Happy Hump Day, friends!
Mentally preparing myself to get on a Zoom call with video
Maybe this notice applies to you… “Wanted: Young People To Work The Polls This November,” per NPR. As many older poll workers are opting out of putting their health at risk to run polling stations this fall, there’s a need for a new generation to take the reins.
Here’s why this is important, according to Bob Brandon, president of the Fair Elections Center: “If you have a disability that requires you to be on an accessible machine to vote, you need to be there in person. If you're in a community that has terrible mail service, which many poor communities complain of, that's an important need. Many people in the African American community have a distrust of anything different than taking a ballot and putting it into a machine, because of the history of voter suppression that they've encountered.”
Feel inspired to get involved, or to support those who are? Check out the organization Power the Polls, which is looking to mobilize 250,000 new poll workers for the November election. They answer pretty much any question you might have on their site, so check it out!
Now, what you came for…
DAY 146: My Cousin Vinny (available on Hulu)

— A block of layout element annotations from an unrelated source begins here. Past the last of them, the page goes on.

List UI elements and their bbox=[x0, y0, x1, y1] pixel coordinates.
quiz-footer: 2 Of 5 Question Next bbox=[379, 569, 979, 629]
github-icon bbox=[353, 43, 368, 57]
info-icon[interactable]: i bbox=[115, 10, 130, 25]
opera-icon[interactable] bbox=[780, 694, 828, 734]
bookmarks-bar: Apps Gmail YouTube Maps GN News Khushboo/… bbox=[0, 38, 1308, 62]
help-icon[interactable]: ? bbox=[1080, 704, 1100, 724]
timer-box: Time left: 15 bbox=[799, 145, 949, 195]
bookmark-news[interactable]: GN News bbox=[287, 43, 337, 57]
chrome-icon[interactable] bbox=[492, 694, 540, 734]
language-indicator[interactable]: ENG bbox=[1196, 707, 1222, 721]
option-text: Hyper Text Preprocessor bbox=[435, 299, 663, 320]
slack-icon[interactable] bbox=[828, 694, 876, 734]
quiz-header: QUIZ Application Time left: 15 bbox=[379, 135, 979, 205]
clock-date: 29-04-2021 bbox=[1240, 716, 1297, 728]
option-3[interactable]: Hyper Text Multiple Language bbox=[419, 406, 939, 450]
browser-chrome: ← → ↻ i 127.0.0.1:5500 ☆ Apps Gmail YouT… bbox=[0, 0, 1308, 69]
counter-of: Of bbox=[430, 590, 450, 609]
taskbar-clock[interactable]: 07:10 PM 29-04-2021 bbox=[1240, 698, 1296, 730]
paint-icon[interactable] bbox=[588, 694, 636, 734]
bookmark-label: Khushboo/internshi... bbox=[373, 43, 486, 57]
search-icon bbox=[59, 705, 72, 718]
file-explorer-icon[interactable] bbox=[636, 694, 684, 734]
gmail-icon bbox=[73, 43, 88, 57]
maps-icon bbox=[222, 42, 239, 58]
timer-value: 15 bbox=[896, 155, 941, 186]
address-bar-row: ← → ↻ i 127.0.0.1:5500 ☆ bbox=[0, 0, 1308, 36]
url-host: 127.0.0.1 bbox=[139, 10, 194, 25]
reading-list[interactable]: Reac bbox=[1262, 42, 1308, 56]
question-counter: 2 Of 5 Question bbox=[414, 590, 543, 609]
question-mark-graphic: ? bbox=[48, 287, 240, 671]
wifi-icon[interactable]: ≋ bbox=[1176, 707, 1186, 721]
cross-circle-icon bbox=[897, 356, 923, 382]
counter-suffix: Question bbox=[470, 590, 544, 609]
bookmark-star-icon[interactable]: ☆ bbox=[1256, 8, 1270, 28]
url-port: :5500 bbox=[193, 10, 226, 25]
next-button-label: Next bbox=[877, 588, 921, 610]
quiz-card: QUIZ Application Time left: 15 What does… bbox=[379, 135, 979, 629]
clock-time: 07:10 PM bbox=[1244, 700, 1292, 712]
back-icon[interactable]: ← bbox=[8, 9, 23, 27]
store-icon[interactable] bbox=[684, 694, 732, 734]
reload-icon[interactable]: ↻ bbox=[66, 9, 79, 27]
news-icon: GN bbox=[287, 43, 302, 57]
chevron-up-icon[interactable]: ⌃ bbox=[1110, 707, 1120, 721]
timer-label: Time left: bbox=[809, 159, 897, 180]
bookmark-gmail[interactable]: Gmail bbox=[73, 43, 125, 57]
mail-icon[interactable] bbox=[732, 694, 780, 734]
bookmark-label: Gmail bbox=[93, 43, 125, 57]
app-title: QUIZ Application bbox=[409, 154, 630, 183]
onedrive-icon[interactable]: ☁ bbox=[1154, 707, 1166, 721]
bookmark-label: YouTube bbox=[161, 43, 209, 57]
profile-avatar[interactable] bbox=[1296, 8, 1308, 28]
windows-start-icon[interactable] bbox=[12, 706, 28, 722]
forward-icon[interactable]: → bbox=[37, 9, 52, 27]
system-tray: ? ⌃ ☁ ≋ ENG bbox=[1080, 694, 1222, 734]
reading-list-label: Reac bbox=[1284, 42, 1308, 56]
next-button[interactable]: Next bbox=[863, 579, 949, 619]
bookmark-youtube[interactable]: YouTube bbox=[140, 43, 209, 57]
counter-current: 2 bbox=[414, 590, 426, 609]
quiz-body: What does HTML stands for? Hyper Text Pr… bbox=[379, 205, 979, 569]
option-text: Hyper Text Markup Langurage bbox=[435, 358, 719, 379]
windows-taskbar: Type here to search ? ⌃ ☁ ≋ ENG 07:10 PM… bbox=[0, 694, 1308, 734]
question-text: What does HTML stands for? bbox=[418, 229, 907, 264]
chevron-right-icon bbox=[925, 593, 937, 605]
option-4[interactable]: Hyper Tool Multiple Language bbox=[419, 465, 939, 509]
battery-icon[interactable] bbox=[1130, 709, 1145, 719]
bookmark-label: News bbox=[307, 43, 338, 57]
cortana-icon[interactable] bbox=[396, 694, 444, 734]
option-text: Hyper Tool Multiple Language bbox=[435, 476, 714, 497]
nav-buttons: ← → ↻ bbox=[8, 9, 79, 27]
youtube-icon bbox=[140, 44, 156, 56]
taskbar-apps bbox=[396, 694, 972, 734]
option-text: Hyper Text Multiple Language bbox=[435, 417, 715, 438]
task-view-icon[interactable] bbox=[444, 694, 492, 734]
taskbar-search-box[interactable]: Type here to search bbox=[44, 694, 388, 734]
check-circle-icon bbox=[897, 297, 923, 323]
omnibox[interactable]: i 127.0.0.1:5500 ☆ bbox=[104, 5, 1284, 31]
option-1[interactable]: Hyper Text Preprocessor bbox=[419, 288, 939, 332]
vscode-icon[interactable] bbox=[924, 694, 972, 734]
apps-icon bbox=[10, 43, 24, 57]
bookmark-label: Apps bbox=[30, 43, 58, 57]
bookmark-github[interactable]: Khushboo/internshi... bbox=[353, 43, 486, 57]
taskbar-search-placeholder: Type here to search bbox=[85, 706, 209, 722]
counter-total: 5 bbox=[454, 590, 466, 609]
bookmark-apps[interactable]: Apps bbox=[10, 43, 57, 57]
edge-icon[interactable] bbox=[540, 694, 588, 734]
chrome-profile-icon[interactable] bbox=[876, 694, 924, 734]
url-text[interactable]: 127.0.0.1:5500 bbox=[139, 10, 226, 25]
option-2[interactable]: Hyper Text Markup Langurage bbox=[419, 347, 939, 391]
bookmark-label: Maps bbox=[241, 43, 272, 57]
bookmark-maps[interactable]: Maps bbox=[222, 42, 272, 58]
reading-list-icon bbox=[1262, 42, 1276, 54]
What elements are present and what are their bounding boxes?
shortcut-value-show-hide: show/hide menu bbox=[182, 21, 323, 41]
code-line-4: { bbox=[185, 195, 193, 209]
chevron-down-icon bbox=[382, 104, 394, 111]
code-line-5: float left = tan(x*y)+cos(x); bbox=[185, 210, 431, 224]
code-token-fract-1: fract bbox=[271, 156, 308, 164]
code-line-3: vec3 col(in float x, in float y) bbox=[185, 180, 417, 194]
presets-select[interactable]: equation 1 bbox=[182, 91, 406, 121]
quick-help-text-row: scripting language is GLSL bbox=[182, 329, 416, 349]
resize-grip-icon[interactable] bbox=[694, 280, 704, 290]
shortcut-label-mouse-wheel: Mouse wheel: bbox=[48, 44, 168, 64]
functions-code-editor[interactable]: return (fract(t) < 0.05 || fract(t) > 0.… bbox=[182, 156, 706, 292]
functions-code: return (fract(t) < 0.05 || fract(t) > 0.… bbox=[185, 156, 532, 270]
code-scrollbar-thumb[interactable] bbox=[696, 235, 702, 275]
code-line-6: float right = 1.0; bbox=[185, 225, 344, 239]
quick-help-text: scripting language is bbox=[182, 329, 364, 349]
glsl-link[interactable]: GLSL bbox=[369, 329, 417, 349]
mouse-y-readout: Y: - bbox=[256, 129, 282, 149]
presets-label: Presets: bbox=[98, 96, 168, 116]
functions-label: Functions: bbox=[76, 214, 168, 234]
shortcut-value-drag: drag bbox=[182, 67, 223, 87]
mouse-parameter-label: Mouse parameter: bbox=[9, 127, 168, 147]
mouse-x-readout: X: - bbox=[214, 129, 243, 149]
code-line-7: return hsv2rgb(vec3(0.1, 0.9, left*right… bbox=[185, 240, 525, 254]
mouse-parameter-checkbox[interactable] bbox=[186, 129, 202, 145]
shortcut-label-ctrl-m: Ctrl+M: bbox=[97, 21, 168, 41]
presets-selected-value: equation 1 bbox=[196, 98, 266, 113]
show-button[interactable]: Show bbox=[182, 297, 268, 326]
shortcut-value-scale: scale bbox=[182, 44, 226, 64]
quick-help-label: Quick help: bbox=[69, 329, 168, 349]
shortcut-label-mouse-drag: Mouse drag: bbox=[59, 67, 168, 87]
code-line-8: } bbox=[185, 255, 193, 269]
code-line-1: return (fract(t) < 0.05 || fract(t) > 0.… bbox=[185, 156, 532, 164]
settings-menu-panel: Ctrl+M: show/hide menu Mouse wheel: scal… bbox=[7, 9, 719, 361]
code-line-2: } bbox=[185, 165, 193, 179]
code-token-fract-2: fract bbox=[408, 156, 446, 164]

I’m all about a good, old-fashioned courtroom drama. But I can get genre fatigue just like anyone else from watching too many that follow the “did they or didn’t they?” pattern to a T. One of my favorites remains My Cousin Vinny because it adds in another wild element to expand the movie’s charms: a fish-out-of-water comedy.
What happens in the trial of two college students from New York wrongfully accused of murder while driving through Alabama is only the pretext for a larger culture clash. One of the accused, Ralph Macchio’s Bill Gambini, calls up the only lawyer he knows — his cousin Vinny, Joe Pesci’s motor-mouthed Brooklynite ball of fire. There’s just a slight problem in that Vinny has never tried *any* case, and certainly not one in a Southern state that’s uniquely ill-equipped to tolerate his brash, unapologetic Italian-American attitudes and demeanor.
Not only must Vinny navigate a tough trial in which the deck seems stacked against his clients, he must also placate a judge who upholds strict decorum all while managing first-time jitters. Lucky for him, he also wheels into town with his fiancée Mona Lisa Vito, played by Marisa Tomei in a deservedly Oscar-winning turn. She’s the embodiment of the phrase “behind every great man, there’s a woman rolling her eyes” (which I thought was said by someone smart, turns out it’s just a Jim Carrey quote from Bruce Almighty). My Cousin Vinny would be primarily a comedy of errors and missteps were it not for Mona Lisa injecting common sense or professional knowledge, and she often only offers them begrudgingly.
The movie gets a lot of mileage out of watching Vinny and Mona Lisa’s fast-talking, no-BS New York style collide with Southern gentility. It’s clear that neither has been in many situations where people were not accustomed to their chutzpah and spiciness. Yet many of the traits that make them underdogs and outsiders to start the film end up being valuable assets as the trial gets underway, and it’s certainly thrilling to watch them both fit their square peg personal dispositions into the round hole of the buttoned-up legal system.